A leitura que faço é que eles têm preferência por recursos para abater dívida. O que não é de todo mau, mas não leva em conta a gravidade do quadro de estagnação. Um impulso fiscal com efeito sobre o nível de atividade e do emprego, especialmente porque são obras que demandam muita mão de obra, é mais interessante neste momento. Há situações desesperadoras em que você precisa de medidas mais ousadas. Agora, isso também não resolve o problema, assim como a Previdência não resolve. O que vai dar condições para um crescimento potencial maior é o aumento da poupança, do investimento e a redução da incerteza institucional. Quando o Bolsonaro começa a interferir na Polícia Federal, começa a falar monstruosidades sobre a Amazônia, isso tudo mina a confiança no futuro e na previsibilidade do País. Se tem algo que prejudica o investimento é essa incerteza. As trapalhadas – ambientais, de relações externas, de voluntarismo primitivo do presidente – atrapalham a economia brasileira.

Economistas apontam que medidas de curto prazo podem prejudicar uma recuperação de longo prazo. O que acha?

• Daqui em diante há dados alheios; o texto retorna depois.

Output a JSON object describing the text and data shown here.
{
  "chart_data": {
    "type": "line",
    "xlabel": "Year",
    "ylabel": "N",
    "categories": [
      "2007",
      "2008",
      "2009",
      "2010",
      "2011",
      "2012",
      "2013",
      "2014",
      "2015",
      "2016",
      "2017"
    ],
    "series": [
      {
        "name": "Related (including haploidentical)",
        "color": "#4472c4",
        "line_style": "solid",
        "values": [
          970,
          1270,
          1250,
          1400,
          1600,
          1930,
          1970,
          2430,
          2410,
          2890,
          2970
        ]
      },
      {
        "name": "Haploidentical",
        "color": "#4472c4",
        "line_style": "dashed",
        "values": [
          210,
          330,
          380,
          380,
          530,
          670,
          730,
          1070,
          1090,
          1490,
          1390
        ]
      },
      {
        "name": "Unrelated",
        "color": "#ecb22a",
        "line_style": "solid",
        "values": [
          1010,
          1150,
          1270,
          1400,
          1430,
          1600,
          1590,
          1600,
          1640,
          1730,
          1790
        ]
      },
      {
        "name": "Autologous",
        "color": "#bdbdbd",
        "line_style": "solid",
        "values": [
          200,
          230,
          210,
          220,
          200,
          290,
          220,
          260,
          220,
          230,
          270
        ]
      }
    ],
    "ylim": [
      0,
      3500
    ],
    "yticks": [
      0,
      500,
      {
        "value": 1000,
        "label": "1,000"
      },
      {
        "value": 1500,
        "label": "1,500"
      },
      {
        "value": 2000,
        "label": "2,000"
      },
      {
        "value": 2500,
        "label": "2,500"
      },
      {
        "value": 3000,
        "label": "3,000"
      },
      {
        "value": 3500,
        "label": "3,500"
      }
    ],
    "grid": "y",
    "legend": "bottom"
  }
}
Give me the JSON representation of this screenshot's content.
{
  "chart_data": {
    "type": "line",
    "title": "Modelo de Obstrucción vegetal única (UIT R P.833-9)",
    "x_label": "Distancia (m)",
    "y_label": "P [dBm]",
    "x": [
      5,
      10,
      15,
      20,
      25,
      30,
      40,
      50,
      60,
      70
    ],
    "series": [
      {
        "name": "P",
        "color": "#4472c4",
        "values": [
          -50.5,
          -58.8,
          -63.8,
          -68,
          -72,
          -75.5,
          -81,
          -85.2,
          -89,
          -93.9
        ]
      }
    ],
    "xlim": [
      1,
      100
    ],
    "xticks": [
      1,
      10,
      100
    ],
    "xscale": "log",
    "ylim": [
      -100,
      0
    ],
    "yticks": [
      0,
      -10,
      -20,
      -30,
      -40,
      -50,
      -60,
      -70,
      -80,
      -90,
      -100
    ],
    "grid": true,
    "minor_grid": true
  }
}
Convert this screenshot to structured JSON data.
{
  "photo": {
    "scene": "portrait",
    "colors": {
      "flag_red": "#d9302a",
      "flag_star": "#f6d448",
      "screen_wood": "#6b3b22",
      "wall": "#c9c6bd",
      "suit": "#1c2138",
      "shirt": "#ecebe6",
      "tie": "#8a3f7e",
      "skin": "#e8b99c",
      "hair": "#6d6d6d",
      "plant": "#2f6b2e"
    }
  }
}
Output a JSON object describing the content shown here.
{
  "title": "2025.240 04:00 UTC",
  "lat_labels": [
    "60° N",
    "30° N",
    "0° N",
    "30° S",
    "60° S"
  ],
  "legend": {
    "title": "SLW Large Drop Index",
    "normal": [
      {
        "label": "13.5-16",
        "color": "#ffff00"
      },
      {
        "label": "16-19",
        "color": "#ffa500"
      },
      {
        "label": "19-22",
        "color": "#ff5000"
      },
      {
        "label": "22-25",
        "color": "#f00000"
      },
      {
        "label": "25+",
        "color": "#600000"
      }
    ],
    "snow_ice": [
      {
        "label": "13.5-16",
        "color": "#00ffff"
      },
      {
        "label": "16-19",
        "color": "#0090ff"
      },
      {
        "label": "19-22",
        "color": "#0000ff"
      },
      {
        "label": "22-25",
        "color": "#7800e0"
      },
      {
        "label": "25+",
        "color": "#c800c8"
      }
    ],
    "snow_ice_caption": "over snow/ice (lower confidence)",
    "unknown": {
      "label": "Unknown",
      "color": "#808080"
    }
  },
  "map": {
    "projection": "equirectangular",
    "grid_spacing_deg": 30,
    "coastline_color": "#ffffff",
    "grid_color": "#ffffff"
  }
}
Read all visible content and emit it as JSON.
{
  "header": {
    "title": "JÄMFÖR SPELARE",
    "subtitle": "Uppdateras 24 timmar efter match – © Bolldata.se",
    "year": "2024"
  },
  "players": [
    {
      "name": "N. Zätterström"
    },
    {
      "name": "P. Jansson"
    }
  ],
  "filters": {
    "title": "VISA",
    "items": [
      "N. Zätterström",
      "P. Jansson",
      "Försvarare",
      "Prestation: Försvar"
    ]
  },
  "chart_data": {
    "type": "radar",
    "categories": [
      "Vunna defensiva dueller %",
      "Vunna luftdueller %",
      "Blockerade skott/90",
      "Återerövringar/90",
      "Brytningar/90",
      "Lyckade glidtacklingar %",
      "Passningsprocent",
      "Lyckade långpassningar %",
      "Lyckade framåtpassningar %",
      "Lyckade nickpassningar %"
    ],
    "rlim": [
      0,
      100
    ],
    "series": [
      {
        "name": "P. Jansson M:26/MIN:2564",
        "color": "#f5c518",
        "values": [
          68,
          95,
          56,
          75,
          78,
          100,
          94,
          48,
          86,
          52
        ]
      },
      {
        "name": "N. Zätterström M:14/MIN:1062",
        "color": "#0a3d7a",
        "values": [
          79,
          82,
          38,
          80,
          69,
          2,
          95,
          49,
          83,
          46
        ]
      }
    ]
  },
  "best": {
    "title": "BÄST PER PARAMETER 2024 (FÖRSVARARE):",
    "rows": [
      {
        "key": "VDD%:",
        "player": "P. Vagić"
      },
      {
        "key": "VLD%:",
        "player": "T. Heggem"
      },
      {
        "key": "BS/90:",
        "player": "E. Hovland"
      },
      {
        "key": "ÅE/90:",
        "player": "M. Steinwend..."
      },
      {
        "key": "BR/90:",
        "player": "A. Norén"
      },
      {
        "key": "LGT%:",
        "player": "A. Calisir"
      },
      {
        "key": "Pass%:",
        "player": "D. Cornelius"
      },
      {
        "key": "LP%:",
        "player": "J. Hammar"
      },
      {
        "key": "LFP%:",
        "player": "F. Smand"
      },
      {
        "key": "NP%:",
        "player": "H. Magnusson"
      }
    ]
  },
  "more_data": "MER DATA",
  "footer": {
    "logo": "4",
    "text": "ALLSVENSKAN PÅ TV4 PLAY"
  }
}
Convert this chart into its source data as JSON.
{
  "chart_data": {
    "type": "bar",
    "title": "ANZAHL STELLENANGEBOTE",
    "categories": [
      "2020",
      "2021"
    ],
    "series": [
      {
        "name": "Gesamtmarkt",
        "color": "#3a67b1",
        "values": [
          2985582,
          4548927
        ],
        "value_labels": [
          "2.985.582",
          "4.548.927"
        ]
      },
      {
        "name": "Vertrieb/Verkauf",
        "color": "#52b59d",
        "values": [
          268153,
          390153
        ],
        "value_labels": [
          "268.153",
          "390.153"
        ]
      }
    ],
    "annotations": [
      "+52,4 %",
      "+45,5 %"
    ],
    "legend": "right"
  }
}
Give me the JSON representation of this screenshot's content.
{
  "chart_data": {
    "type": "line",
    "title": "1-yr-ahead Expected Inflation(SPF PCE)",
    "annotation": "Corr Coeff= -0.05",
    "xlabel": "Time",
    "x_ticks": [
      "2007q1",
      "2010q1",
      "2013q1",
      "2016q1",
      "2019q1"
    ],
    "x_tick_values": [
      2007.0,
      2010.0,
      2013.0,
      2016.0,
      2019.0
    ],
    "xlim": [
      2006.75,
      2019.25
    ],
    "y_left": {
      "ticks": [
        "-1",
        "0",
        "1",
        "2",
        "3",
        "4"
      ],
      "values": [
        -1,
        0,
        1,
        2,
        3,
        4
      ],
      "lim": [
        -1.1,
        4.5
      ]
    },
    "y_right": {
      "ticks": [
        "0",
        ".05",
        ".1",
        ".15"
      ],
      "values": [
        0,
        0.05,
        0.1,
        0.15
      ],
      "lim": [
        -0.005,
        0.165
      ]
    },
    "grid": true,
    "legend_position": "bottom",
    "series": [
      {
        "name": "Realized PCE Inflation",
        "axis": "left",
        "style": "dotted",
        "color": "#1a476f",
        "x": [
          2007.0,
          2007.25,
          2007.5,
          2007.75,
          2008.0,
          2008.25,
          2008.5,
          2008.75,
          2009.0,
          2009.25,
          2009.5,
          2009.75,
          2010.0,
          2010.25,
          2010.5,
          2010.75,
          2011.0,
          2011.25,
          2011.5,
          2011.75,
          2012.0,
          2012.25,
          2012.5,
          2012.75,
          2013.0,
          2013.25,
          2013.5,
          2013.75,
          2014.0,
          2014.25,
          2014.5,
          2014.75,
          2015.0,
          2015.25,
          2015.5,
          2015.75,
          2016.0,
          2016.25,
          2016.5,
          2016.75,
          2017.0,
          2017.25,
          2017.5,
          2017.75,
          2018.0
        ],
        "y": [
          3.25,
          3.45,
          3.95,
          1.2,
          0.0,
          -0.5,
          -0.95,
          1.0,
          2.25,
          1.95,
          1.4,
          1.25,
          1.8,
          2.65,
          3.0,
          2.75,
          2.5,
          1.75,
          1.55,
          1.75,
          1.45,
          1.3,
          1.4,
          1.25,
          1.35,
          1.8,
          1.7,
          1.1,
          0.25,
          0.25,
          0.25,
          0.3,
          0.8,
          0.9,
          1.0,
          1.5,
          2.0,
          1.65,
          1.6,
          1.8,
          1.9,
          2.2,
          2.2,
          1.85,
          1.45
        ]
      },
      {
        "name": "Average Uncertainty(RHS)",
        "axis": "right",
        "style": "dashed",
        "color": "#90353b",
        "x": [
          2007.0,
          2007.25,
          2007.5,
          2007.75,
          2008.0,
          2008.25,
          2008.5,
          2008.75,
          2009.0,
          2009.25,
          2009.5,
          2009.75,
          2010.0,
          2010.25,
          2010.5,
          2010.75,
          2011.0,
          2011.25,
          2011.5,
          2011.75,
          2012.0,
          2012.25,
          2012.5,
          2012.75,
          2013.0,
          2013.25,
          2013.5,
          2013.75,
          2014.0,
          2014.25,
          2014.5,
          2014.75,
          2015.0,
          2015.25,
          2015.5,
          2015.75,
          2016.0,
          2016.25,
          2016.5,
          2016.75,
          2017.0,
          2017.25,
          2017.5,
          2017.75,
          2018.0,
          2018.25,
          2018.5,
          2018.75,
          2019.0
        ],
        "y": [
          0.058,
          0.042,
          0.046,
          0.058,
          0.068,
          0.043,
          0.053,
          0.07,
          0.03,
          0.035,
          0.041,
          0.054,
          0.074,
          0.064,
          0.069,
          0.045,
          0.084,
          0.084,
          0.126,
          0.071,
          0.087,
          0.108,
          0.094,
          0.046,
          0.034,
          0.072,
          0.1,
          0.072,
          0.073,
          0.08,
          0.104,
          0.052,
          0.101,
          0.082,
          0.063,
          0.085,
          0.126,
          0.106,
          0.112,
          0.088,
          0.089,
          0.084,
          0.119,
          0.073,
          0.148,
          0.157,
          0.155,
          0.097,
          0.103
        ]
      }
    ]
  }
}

Não sou tão fatalista. Há medidas, mencionei uma só, que podem ter impacto. Não são uma tábua de salvação, mas circunstâncias requerem certa flexibilidade e criatividade

No ano passado, o sr. disse ao Estado que a reputação do liberalismo no Brasil poderia ser arruinada se o presidente não tivesse preocupação social. O governo está cuidado dessa questão? A Previdência incluiu medidas para proteger os mais pobres?

Não acho que a reforma da Previdência tenha avançado muito no quesito equidade. Muitos grupos, como militares, conseguiram preservar uma situação privilegiada. Agora, onde o nervo exposto de um liberalismo desastrado começa a aparecer é no campo ambiental. O governo sinalizou para os atores da região Norte uma carta branca. Além do desmonte dos órgãos públicos, do Ibama e do Inpe (Instituto Nacional de Pesquisas Espaciais), tem um efeito demonstração que faz quem está lá na ponta, o grileiro, o agronegócio irresponsável, se sentir legitimado a fazer coisas que sempre desejou e não podia.

As informações são do jornal O Estado de S. Paulo.